O discurso político deste tempo é cada vez mais binário, uma espécie de confronto cultural e civilizacional e identitário entre dois blocos, duas forças contraditórias, e que só consente um desfecho: a vitória de um sobre o outro, apagando-o, esmagando-o, tornando-o decorativo.
Esta é uma das consequências do discurso identitário, da afirmação da identidade como força motriz da política e da mobilização social, que começou no final dos anos
60 nos Estados Unidos da América e que já se impôs na Europa, da direita à esquerda, influenciando quer os partidos e líderes populistas quer os partidos e líderes habitualmente classificados como moderados. Convoco o discurso identitário para este tempo binário porque boa parte dos confrontos políticos do nosso tempo provém daí.
O discurso identitário centra-se, faz sobressair, naquilo que nos distingue do outro: aquilo que nos torna diferentes dos outros países, dos outros continentes, das outras culturas, dos outros seres humanos. Há por isso nesse discurso, que há muito se vem concretizando académica e politicamente, uma afirmação nem sempre subtil de uma legitimidade especial – senão superior, a da nossa identidade – sobre as outras, ou da circunstância de a nossa identidade apenas poder afirmar-se e manifestar-se livremente fazendo recuar as outras. Não é sempre assumido, eu sei, mas quando se exalta uma característica identitária, há sempre uma vocação excludente, que é muitas vezes silenciada, mas que é a consequência natural dessa exaltação.

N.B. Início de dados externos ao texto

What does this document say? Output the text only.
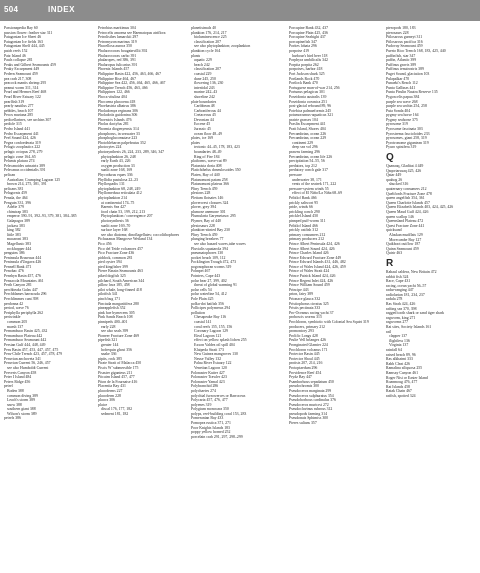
504	INDEX
Passionapedia Bay 60
passion flower: feather star 311
Patagonian Ice Sheet 46
Patagonian Ice fields 163
Patagonian Shelf 444, 445
patch reefs 152
Patz Island 46
Pauls collapse 281
Peaks and Gilbert Seamounts 459
Peaky Escarpment 449
Pedern Seamount 459
pea crab 217, 308
peacock mantis shrimp 295
peanut worm 311, 314
Pearl and Hermes Reef 468
Pearl River Estuary 122
pearlfish 319
pearly nautilus 277
pebbles, beach 107
Pecos mariana 285
pedicellarines, see urchins 307
pedicle 315
Pedro Island 441
Pedro Escarpment 441
Peel Sound 424, 426
Pegea confoederata 319
Pelagic zooplastics 222
pelagic octopus 278, 279
pelagic zone 164–65
Pelamis platura 274
Pelecanoides urinatrix 389
Pelecanus occidentalis 391
pelican
Australian; Crumping Lagoon 125
brown 214, 275, 381, 391
pelicans 381
Pelagornis 459
Penala, the 464
Penguin 331, 396
Adelie 379
chinstrap 383
emperor 390–91, 392–93, 379, 381, 384–385
Galapagos 389
jackass 383
king 382
little 383
macaroni 383
Magellanic 383
rockhopper 444
penguins 386
Peninsula Bruseaux 444
Peninsula d'Ungava 426
Pennell Bank 471
Penobac 476
Penrhyn Basin 457, 476
Pensacola Mountains 461
Perth Canyon 281
perchbeaks Galas 447
Perchblames barracuda 296
Perchlimmes cunt 398
perdonna 42
period, wave 76
Periphylla periphylla 262
periwinkle
common 205
marsh 137
Pernambuco Basin 425, 432
Pernambuco Plateau 442
Pernambuco Seamount 442
Persian Gulf 444, 448, 449
Peru Basin 457, 453, 447, 457, 475
Peru-Chile Trench 423, 457, 478, 479
Peruvian anchoveta 341
Peruvian Current 56, 246, 457
see also Humboldt Current
Perverts Canyon 458
Peter I Island 484
Peters Ridge 456
petrel
Boden 388
common diving 389
Leach's storm 389
snow 388
southern giant 388
Wilson's storm 389
petrels 386
Petrobius maritimus 304
Petrocelis amoena see Haematopus atriflora
Petrolisthes lamarckii 297
Petromyzon marinus 319
Phacellosa aurora 350
Phalacrocorax bougainvillii 392
Phalacrocorax carbo 391
phalaropes, red 386, 391
Phalaropus fulicarius 391
Phoenix Islands 457
Philippine Basin 422, 456, 463, 466, 467
Philippine Rise 464, 467
Philippine Sea 422, 456, 464, 465, 466, 467
Philippine Trench 456, 463, 466
Philippines 122, 466
Phoca vitulina 404
Phocoena phocoena 418
Phoebastria albatrus 386
Pholadomya reginans 306
Pholadotis guidonina 306
Phoenicis Islands 476
Pholas dactylus 281
Phormia diogenyensis 314
phosphorus, in seawater 33
phosphoglucomutase 223
Photobleharon palpebratus 352
photocytes 224
photosynthesis 26, 224, 233, 289, 346, 347
phytoplankton 26, 248
early Earth 43, 226
oxygen production 33
sunlit zone 168, 169
Phycodurus eques 336
Phyllidia pustulosa 22–23
Phyllospadix 131
phytoplankton 68, 248, 249
Phyllomedusa reticulata 412
phytoplankton 214
at continental 174–75
Barents Sea 427
food chain 53, 199, 212, 213
Phytoplankton / convergence 207
photosynthesis 36
sunlit zone 169–70
surface layer 168
see also diatoms; dinoflagellates; coccolithophores
Pichaxanas Mangrove Wetland 134
Pico 456
Pico del Teide volcanoes 457
Pico Fracture Zone 436
piddock, common 281
pied oyster 394
pied kingfisher 399
Pierre Bassin Seamounts 463
piked dogfish 325
pilchard, South American 344
pillow lava 185, 458
pilot whale, long-finned 418
pilotfish 341
pinch bug 171
Pinctada margaritifera 280
pineapplefish 352
pink hoe byrnecens 305
Pink Sands Beach 108
pinnipeds 400–401
early 228
see also seals 399
Pioneer Fracture Zone 469
pipefish 321
greater 144
hofrequin ghost 356
snake 336
pipits, rock 385
Pirate Strait of Malacca 450
Piscis W 'submersible 175
Pisaster giganteus 211
Pitcairn Island 457, 477
Piton de la Fournaise 416
Placentia Bay 431
placoderms 227
placoderm 228
placox 306
plaice
discal 176, 177, 182
sedment 181, 182
planetisimals 40
plankton 176, 214, 217
bioluminescence 225
classification 207
see also phytoplankton; zooplankton
plankton cycle 164
plants
aquatic 229
beach 242
classification 207
coastal 229
dune 245, 250
flowering 136, 230
intertidal 243
marine 242–43
shoreline 242
plate boundaries
Caribbean 48
Carboniferous 44
Cretaceous 45
Devonian 44
Eocene 45
Jurassic 45
ocean floor 48–49
plates, ice 169
plates
tectonic 44–45, 178, 183, 423
boundaries 48–49
Ring of Fire 184
platforms, wave-cut 89
Platanista doria 408
Platichthelus doneulosoides 350
Platen, Bay of 440
Platanomoni patam 258
Platanomoni plateus 366
Pliny Trench 459
plesions 228
Plettam flotsates 146
plovercrest closures 324
plover, grey 394
plumose anemone 301
Plumularia Garymetasoc 295
Plymer, Bay of 440
plesiosaurs 228
plankton-stinted Bay 230
Pliny Trench 459
plunging breakers 77
see also hazard waves,tabe waves
Pluvialis squatarola 394
pneumatophores 130
pocket beach 109, 112
Pocklington Trough 472, 473
pogonophoran worms 319
Pohnpei 467
Pointers, Cape 443
polar bear 27, 399, 402
threat of global warming 91
polar cells 54
polar waterline 54, 412
Pole Plain 425
polka-dot batfish 356
Pollicipes polymerus 294
pollution
Chesapeake Bay 116
coastal 141
coral reefs 155, 155, 156
Coronary Lagoon 129
Eleal Lagoon 121
effect on yellow splash lichen 255
Exxon Valdez oil spill 404
Klaipeda Strait 173
New Guinea mangroves 130
Neuse Valley 132
Palau River Estuary 122
Venetian Lagoon 120
Polonaster Kutter 427
Polonaster Trawler 423
Polonaster Yamal 423
Polybranchid 286
polychaetes 274
polychial furrowerces or Barroceus
Polycaria 457, 476, 477
polyenes 319
Polygium monocara 350
polyps, reef-building coral 153, 283
Pomeranian Bay 433
Pomopea rustica 371, 271
Poor Knights Islands 183
poppy yellow horned 252
porcelain crab 291, 297, 298–299
Porcupine Bank 432, 437
Porcupine Plain 425, 436
Porcupine Seabight 437
porcupinefish 347
Porites lobata 296
porpoise 419
harbour's bird beer 118
Porphyra umbilicalis 342
Porpita porpita 262
porpoises, harbor 418
Port Jackson shark 325
Portlands Rock 470
Portlock Bank 470
Portuguese man-of-war 214, 256
Portunus pelagicus 301
Poseidonia australis 139
Poseidonia oceanica 251
post-glacial rebound 89, 96
Potebica palmaeformis 245
potamocumus-aquaticus 321
prairie grasses 104
Praslin Escarpment 441
Pratt Island, Shores 404
Precambrian, ocean 226
Precambrian, ocean 229
continent 229
deep sea vol 296
prawns farming 296
Precambrian, ocean life 226
precipitation 54–55, 56
predators, top 212
predatory conch gale 317
pressure
underwater 38, 171
vents of the seatrek 171, 222
pressure-system winds 55
effect of El Niño/La Niña 68–69
Pribilof Bank 466
prickly saltwort 95
pride, winds 66
prickling conch 290
pricklef.Island 450
pinnped puff-worm 311
Pribilof Island 466
prickly oatfish 312
primary consumers 212
primary producers 212
Prince Albert Peninsula 424, 426
Prince Albert Sound 424, 426
Prince Charles Island 426
Prince Edward Fracture Zone 449
Prince Edward Islands 431, 446, 482
Prince of Wales Island 424, 426, 459
Prince of Wales Strait 424
Prince Patrick Island 424, 426
Prince Regent Inlet 424, 426
Prince William Sound 459
Principe 443
prion, fairy 389
Prionace glauca 332
Pristiophorus cirratus 325
Pristis pectinata 333
Pro-Oceanus racing yacht 37
proboscis worms 315
Prochloron, symbiotic with Colonial Sea Squirt 319
producers, primary 212
promontory 293
Prolific Longs 428
Prulie Vell brlanges 426
Pronginated Glamier 224
Prochloron volcanus 171
Protector Basin 445
Protector Shoal 445
protists 207, 214, 216
Protoptaedum 296
Providence Reef 454
Prydz Bay 447
Psamborhous sepadatum 450
pseudochromis 300
Pseudoceros marginata 299
Pseudoceros sulphuratus 354
Pseudoborhous cardinalus 376
Pseudoceros muricrst 272
Pseudoclavinus rubrous 312
pseudopods farming 314
Pseudonais Sphimiss 300
Pteres sulians 357
pteropods 180, 183
pterosaurs 228
Ptilosarcus gurneyi 311
Ptilosarcus pacifica 316
Pudovay Seamount 459
Puerto Rico Trench 168, 183, 425, 440
puffinfish, star 347
puffin, Atlantic 399
Puffinus gravis 389
Puffinus tenuirostris 389
Puget Sound, glaciation 103
Pulapalkar 470
Punaeki's Reach 112
Punta Gallinas 441
Punta Pirulin Nautra Reserve 135
Pygoscelis papua 384
purple sea wave 268
purple sea urchin 254, 258
Puta Sonda 404
pygmy sea horse 164
Pygmy seahorse 375
pyrosome 319
Pyrosome fascinata 303
Pyrostrema fascioloides 233
pyrosomes, giant 258, 319
Pyrotronome gigantean 319
Pyuro spinifera 319
Q
Qaanaaq, Gladitat 4 449
Qaqortarsuaq 425, 426
Qatar 449
quahog 26
shucked 316
quaternary consumers 212
Queltfords Fracture Zone 478
queen angelfish 354, 361
Queen Charlotte Islands 457
Queen Elizabeth Islands 403, 424, 425, 426
Queen Maud Gulf 424, 426
queen scallop 146
Queensland Plateau 472
Quest Fracture Zone 441
quicksand
Alaskan mudflats 129
Morecambe Bay 127
Quikboot outflow 187
Quinn Seamount 459
Quirir 463
R
Rabaul caldera, New Britain 472
rabbit fish 324
Race, Cape 431
racing, ocean yacht 56–57
radar-ranging 447
radiolarian 181, 234, 237
radula 278
Ras Sirah 424, 426
rafting sea 370, 398
ragged tooth shark or sand tiger shark
ragworm, king 271
ragworms 277
Rai sites, Society Islands 161
rail
clapper 137
flightless 136
Virginia 137
rainfall 64
raised beach 89, 96
Ras alkhaimi 333
Rabb Cleat 426
Ramalina siliquosa 255
Ramsay Canyon 461
Roger Nisi or Easter Island
Roanmoug 476, 477
Rat Islands 458
Ratak Chain 467
ratfish, spotted 324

Como notavelmente escreveu Tony Judt em Edge People, um dos artigos da série de memórias publicada na The New York Review of Books, ser nacional de um país, de um continente, partilhar de uma identidade étnica ou sexual, vir de um determinado estrato ou ter combatido uma particular batalha, está a deixar de ser apenas uma identidade, um sentimento tolerante de pertença, para se converter numa rejeição, numa reprovação, daqueles que ela exclui ou que nela não se incluem, uma espécie de cartão de acesso que só é atribuído a quem pertencer ou partilhar da mesma identidade.
Ora, em matéria de segmentação identitária, as possibilidades são infinitas. Haverá sempre novas minorias, novas margens, novos excluídos. O filão, para quem quer fazer discurso e política a partir daqui, é inesgotável e abarca todos os gostos e sensibilidades, da esquerda à direita. Mas é muito perigoso, porque divide, porque exclui, porque segrega, mesmo quando o seu inicial propósito é o oposto.
Nestas eleições europeias veremos, um pouco por toda a Europa, como este discurso fará caminho, dividindo, segmentando, fazendo por ignorar que a Europa é o resultado da confluência, não do combate ou da guerra, de todas as nossas identidades, contraditórias desde logo. A Europa, enquanto espaço de paz, solidariedade, justiça, construiu-se precisamente na interseção, não na eliminação ou na sobreposição.
É por isso um erro que os europeístas procurem responder a estes discursos identitários com a afirmação da uma identidade europeia, somando um erro a outros erros. Assim como é um erro, absurdo diria eu, legitimar a reação de Trump à política de segmentação identitária apadrinhada pela esquerda americana no final dos anos 60, e bem evidenciada por Tony Judt em Edge People ao listar algumas das cadeiras lecionadas nas universidades americanas: “Gender Studies”, “Women’s Studies”, “Asian-Pacific-American Studies”, e dezenas de outras. É outra vez responder a um erro com outro erro.
Há por isso a redução da política, do debate e das grandes questões às emoções, à irracionalidade, à chantagem emocional, dividindo as pessoas por identidades, sejam elas nacionais sejam elas sociais sejam elas étnicas ou religiosas ou sexuais, convocando um combate, um choque, de identidades. Há como que uma exigência de definição, de escolha de um campo, e a ameaça, nem sempre velada, de que quem não escolhe, quem não opta, merece ser excluído por ser fraco, complacente, colaboracionista: se não estás com Trump é porque estás com Michael Moore, se não estás com Michael Moore é porque estás com Trump, e assim por diante.
Um pouco por toda a Europa assistimos a este belicismo, a este contar de armas, que se opõe ao consenso, à interseção, e que o confunde com brandura, idiotia. Há uma redução substancial do espaço dos moderados e uma insuportável confusão entre moderação e falta de coragem, impondo uma opção binária a todos os agentes políticos, que aliás nega a humaníssima possibilidade de, na mesma pessoa, conviverem diferentes emoções, diferentes perspetivas, muitas vezes contraditórias, em permanente evolução. Recuso-me a responder a esta opção binária, a este maniqueísmo, porque dela não surgirá nada de bom.